Even the stillest of particles are still humming with energy in Schlosberg’s paintings. Each work is not intended to represent any particular shape or concrete object. Schlosberg stated that she, “would hope that the viewer kind of enter into the painting more as particulate matter than a body or form so that they dissolve or dissipate.”
Each painting in the exhibit displays its own character. Schlosberg’s process begins with creating a base of swirling colors using wet on wet paint, working on the floor, allowing the painting to build and emerge from this initial work. “I just start with a base color palette, and they kind of just go from there,” she said.
“When I’m working with the wet paint, I push it in a certain direction, but I really ultimately don’t know what’s going to happen, and the character really starts from there,” Schlosberg admitted.
On top of this base, Schlosberg layers meticulously painted patterns with different colors, often incorporating complementary colors to create planes that intersect, giving each painting a unique three-dimensional depth, whether it’s flat, a ripple, a swirl, or an entirely original organic shape, that can’t be attributed to anything, except maybe water.
“There are water references in almost all of them,” Schlosberg explained.
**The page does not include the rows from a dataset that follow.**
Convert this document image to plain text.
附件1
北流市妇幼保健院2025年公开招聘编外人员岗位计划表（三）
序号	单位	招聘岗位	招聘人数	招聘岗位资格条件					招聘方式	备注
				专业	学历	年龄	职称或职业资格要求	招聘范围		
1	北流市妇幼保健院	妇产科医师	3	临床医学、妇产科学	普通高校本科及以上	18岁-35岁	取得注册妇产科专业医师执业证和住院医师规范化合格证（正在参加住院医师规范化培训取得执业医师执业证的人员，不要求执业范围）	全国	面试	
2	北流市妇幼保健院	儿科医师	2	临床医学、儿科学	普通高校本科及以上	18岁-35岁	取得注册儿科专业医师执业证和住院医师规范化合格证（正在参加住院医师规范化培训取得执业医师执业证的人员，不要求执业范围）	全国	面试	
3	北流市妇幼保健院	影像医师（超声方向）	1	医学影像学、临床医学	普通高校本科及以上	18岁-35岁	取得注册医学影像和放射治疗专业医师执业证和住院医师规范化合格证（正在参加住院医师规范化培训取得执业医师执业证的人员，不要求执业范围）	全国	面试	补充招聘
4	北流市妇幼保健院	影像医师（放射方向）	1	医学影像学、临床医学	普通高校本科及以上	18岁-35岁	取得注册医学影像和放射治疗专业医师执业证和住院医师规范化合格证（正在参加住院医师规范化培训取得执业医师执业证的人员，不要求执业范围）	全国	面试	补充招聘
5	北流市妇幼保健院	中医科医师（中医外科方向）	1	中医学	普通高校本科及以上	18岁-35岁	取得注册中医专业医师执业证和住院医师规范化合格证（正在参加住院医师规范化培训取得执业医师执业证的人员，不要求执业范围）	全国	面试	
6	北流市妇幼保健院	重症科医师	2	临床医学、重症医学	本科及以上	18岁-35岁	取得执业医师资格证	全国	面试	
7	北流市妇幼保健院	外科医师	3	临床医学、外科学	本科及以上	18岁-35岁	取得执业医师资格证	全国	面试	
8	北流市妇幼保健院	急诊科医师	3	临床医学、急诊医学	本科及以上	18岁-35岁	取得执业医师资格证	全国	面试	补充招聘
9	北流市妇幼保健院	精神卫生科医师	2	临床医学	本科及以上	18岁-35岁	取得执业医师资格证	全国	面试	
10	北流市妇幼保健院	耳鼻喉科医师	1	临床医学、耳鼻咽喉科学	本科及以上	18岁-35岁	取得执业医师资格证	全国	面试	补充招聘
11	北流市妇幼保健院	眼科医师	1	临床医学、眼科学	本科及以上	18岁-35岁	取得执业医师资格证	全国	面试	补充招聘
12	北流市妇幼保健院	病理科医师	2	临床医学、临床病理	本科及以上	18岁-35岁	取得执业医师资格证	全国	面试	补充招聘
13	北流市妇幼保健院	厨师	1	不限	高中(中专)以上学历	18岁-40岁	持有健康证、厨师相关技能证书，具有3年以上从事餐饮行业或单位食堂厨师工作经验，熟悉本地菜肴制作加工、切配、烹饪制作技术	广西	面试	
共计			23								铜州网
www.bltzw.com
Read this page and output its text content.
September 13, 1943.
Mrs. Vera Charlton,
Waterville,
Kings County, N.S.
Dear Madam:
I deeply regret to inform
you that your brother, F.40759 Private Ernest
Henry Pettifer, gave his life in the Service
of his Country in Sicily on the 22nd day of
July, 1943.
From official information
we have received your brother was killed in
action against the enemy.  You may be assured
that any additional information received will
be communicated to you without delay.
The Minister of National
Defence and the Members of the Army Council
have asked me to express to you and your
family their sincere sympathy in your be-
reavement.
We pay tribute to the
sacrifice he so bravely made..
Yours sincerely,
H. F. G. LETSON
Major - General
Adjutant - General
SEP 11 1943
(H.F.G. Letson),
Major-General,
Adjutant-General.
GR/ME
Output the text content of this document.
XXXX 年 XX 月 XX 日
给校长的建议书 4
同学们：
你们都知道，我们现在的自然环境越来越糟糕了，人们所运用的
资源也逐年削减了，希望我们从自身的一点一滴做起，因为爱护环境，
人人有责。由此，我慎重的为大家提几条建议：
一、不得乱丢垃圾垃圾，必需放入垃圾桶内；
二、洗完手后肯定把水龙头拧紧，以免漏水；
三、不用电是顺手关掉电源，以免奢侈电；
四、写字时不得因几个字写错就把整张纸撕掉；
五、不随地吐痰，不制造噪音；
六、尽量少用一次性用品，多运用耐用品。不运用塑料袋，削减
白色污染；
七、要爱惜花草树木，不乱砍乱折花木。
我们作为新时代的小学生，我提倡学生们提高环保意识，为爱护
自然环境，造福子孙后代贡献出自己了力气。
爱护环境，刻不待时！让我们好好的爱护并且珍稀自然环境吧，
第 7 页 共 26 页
“I found this place up on the North Shore — I kind of happened upon it — and I took some photographs. This was kind of in the fall/winter and the leaves were off the trees and the branches were creating these reflections that were just black and white and levels of gray and I love the shapes that it created.”
As Schlosberg recounted this favorite photography spot, she looked up and squinted slightly, perhaps envisioning the shore that inspired her. “I like the concept of water because it creates a nice metaphor of the quantum theories I’m interested in, not only the flow and the ripples and how the current changes and what happens on the surface and reflections, but how the water permeates and fills all the cracks.”
“Blending Frequencies” is most indicative of water surfaces. The dominating color, a bright, clear blue, is reminiscent of pool water on a sunny summer afternoon. The darker colors are in the shape of shadowy ripples on the water in photographic accuracy, and a splash of orange branches out from the center, adding another layer to the landscape.
The complexity of the layering comes out especially in “Frequencies Rising”. The wet spots from the initial base layer appear to be fiery splashes in the foreground, while the darker blue shapes fall into the background. The carefully done yellow stippling create large, cohesive shapes, and an impressive white swirl that forms a clear horizontal plane in contrast with the vertical plane created by the blue shapes. The painting is a contained field of three-dimensional activity created with a two-dimensional medium.
Within the frame of each piece in “Zero Point Field” is a shifting collection of particles that is seen differently by each individual like a colorful, patterned Rorschach test, taking the viewer on a small personal journey with each painting.
(“Zero Point Field” is exhibiting in the main gallery of Kingston Gallery, 450 Harrison Ave. #43, Boston, through July 27, with an opening reception during this month’s SoWa First Friday on July 11 from 5:30 p.m.–8 p.m.)